这显然是一个是/否问题,但不知怎的,很少有人能回答是/否:(
我将你的问题简化为“是否可以使用线程来加速IO任务?”
答案是否定的,因为
将 I/O 请求放入队列中, 1GBps,你想读取一个1GB大小的文件,
因为带宽仍然是1GBps。
你可能想把文件分成10个较小的块并使用10个线程来读取,但这没有帮助, 如果您希望在读取文件时从线程中获益,则需要通过购买更多磁盘或使用具有多个队列的磁盘来获得更多 IO 队列。
It's apparently an yes/no question, but somehow few people can answered by yes/no :(
I'll simplify your question to "Is it possible to use threads to speed up IO task?"
The answer is NO, because
For example, if the bandwidth is 1GBps and you want to read a 1GB-size file, it would cost 1 second.
You might want to split the file into 10 smaller chunks and use 10 threads to read, but it doesn't help because the bandwidth is still 1GBps.

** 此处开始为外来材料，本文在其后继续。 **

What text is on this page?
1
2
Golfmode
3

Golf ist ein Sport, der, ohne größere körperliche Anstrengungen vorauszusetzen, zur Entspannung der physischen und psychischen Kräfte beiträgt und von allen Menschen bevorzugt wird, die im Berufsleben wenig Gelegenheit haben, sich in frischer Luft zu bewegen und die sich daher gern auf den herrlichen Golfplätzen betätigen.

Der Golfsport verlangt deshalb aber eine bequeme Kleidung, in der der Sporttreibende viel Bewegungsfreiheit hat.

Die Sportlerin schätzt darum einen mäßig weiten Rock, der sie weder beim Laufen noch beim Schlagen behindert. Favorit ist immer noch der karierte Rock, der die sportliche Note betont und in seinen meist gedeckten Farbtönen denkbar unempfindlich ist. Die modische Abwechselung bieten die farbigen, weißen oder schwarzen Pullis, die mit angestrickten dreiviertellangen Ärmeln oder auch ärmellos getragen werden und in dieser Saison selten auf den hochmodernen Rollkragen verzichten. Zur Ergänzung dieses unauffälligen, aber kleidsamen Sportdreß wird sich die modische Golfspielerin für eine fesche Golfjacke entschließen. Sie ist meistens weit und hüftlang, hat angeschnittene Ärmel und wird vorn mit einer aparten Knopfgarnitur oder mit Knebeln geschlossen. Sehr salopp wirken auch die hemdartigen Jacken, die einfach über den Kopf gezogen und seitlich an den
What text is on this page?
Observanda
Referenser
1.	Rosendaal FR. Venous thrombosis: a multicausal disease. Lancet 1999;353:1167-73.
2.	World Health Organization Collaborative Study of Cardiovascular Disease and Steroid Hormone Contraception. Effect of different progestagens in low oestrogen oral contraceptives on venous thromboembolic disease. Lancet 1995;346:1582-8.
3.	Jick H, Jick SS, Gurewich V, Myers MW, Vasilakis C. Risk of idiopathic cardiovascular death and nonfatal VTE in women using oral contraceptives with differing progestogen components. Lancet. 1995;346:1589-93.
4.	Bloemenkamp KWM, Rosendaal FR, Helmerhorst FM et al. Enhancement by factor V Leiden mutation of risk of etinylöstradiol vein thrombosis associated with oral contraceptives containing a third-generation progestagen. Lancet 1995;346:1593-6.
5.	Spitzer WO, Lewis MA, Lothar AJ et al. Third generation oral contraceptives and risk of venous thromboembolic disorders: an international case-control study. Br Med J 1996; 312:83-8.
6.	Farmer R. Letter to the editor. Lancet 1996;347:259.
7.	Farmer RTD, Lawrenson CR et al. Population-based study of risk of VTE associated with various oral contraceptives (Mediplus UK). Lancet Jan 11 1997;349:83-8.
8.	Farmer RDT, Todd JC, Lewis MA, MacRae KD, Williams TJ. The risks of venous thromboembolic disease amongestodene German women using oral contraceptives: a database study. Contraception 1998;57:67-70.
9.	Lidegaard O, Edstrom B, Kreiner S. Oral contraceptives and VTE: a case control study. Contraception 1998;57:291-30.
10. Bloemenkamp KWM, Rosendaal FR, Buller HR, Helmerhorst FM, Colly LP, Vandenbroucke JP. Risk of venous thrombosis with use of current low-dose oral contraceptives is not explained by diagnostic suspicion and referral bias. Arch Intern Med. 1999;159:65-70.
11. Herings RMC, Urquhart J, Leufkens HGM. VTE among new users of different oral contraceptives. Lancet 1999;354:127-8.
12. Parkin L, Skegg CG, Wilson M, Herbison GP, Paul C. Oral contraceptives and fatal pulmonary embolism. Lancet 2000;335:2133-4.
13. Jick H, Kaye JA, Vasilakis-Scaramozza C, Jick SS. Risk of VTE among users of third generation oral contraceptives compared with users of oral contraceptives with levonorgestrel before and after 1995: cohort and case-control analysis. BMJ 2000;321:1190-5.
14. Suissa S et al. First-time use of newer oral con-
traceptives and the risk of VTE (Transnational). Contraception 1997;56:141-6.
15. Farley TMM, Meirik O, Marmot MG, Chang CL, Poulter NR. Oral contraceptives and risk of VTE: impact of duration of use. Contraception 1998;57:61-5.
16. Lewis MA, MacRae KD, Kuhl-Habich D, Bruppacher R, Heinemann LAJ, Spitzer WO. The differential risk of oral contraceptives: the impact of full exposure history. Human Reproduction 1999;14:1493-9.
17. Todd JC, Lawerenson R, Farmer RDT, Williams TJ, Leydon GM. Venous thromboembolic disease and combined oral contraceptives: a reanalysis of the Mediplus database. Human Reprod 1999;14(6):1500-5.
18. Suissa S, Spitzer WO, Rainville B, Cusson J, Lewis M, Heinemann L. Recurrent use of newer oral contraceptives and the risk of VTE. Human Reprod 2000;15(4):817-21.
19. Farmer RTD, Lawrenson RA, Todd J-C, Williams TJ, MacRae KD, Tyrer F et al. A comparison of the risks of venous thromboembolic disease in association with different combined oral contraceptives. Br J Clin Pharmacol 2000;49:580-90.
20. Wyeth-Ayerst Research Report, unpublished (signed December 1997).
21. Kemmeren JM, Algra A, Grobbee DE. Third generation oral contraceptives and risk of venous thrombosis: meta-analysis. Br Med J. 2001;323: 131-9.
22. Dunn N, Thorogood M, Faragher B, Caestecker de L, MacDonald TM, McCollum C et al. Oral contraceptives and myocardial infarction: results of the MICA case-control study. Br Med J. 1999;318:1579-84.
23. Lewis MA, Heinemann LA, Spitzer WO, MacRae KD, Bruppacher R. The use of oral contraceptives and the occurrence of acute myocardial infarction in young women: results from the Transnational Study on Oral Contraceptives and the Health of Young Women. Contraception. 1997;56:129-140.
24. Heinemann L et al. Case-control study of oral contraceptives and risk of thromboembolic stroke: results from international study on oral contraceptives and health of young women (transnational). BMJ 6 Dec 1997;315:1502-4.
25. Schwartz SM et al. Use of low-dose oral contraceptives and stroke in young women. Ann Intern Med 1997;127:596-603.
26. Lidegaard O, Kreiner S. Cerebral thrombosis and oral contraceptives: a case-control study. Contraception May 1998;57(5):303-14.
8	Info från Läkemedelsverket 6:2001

If you want to gain benefit from threads when reading files, you'll need more IO queues by buying more disks or use disks that have multiple queues.
我是这样想的。
你有 8 个核心,所以创建 8 个线程。让每个线程解析文件的一个块。所以你需要获取设备/磁盘块大小。当线程解析一个块时,让该线程解析尚未“分配”给线程的新块。
我的另一个想法是有两个线程。解析线程和仅跨过文件磁盘块的线程,即仅读取每个块的第一个字节,从而强制将文件尽快读入内存。
但是,这可以变成一场竞赛。没有什么比真正的现场跑步更好的了!人们会告诉你! :) 找到合适的价格!
I'm thinking like this.
You have 8 cores, so make 8 threads. Let each thread parse one block of the file. So you need to get the device/disk block size. When a block has been parsed by a thread let the thread parse a new one not yet "assigned" to a thread.
Another idea I have would to have 2 threads. A parsing thread and a thread just stepping over the file's disk blocks, ie just by reading the first byte of each block thus forcing the file to be read into memory as fast as possible.
But, this could be made into a contest. Nothing beats doing real live runs! and people will show you! :) find a suitable price!